— O relatório de análise financeira da Atlas Brasil precisa estar pronto antes do fim do expediente da manhã.
Tatiane voltou para a sua mesa.
Embora tivesse sido rebaixada para um cargo irrelevante no departamento administrativo, Floriana continuava a lhe atribuir uma quantidade enorme de tarefas, muitas das quais sequer faziam parte de suas responsabilidades.
E Tatiane aceitava todas.
Ela permanecia ali, trabalhando sem reclamar, não por esperança.
Era apenas autoengano.
Henrique não olharia para ela nem mais uma vez.
Depois de concluir a análise do relatório, Tatiane entregou a Floriana tanto a versão digital quanto a impressa.
Em seguida, pediu comida por aplicativo.
A empresa tinha refeitório, mas Tatiane sempre levava sua própria marmita. Não gostava de lugares cheios. Não gostava dos olhares curiosos sobre o seu corpo. Não gostava de conversas forçadas.
Queria apenas ficar sozinha, em silêncio.
Naquela manhã, porém, não havia preparado nada, então improvisou com um pedido de delivery.
Enquanto aguardava, alguns colegas retornaram do almoço, conversando animadamente pelo corredor.
— A namorada do Sr. Henrique é tão jovem… Deve ser universitária, né?
— Com certeza. Linda demais. Parece uma boneca.
— O jeito como o presidente olha pra ela… Dá até pra ver a ternura escorrendo nos olhos. Nunca imaginei que alguém tão sério pudesse ser tão carinhoso. É tipo CEO mandão com esposa mimada da vida real.
As vozes foram se aproximando até entrarem no escritório.
Só então notaram Tatiane sentada em sua mesa.
Imóvel.
Silenciosa.
Quase como uma estátua.
Desde que fora transferida para aquele setor, ela só falava quando o trabalho exigia. Agora, estava ainda mais isolada.
Passava os dias de máscara, como se tivesse algo a esconder.
Era difícil acreditar que, apenas meio ano antes, aquela mesma mulher fora a poderosa assistente executiva do presidente.
O celular de Tatiane vibrou.
Era o entregador.
Ela se levantou e saiu para buscar a comida.

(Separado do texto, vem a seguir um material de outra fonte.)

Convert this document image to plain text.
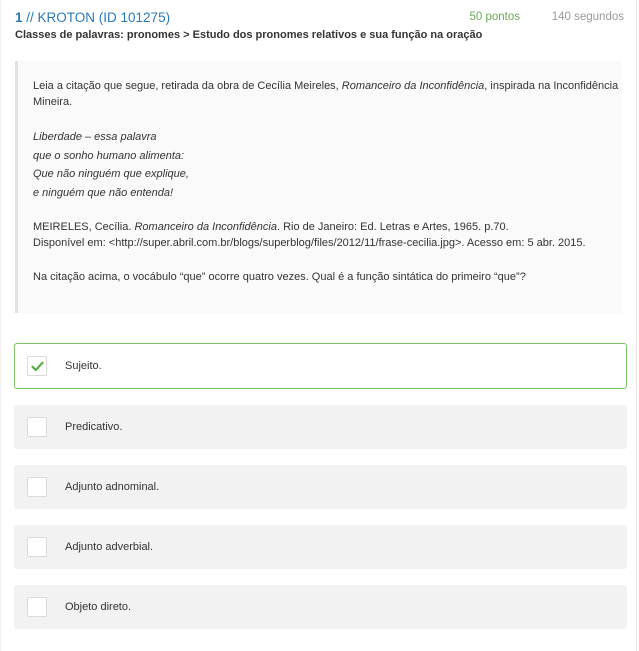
1 // KROTON (ID 101275)	50 pontos	140 segundos
Classes de palavras: pronomes > Estudo dos pronomes relativos e sua função na oração

Leia a citação que segue, retirada da obra de Cecília Meireles, Romanceiro da Inconfidência, inspirada na Inconfidência Mineira.

Liberdade – essa palavra

que o sonho humano alimenta:

Que não ninguém que explique,

e ninguém que não entenda!

MEIRELES, Cecília. Romanceiro da Inconfidência. Rio de Janeiro: Ed. Letras e Artes, 1965. p.70.

Disponível em: <http://super.abril.com.br/blogs/superblog/files/2012/11/frase-cecilia.jpg>. Acesso em: 5 abr. 2015.

Na citação acima, o vocábulo “que” ocorre quatro vezes. Qual é a função sintática do primeiro “que”?

Sujeito.
Predicativo.
Adjunto adnominal.
Adjunto adverbial.
Objeto direto.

Quando chegou ao térreo, acabou esbarrando em dois funcionários do hotel, que carregavam bandejas de comida e perguntavam algo à recepção.
A recepcionista passou o cartão do elevador exclusivo do presidente.
Tatiane viu claramente a garrafa de vinho tinto nas mãos de um deles.
Uma única garrafa que custava cerca de dois milhões.
Dois milhões.
Para Henrique, aquilo não era mais do que o dinheiro de menos de um minuto.
Tatiane segurou firme sua marmita simples, com arroz, feijão e carne de porco, e entrou no elevador comum.
Às duas da tarde, Floriana apareceu em sua mesa.
— O presidente quer falar com você.
Tatiane se sobressaltou.
Um pressentimento ruim subiu-lhe do peito.
E, como esperado, assim que entrou no escritório do presidente, uma pressão sufocante tomou conta do ambiente.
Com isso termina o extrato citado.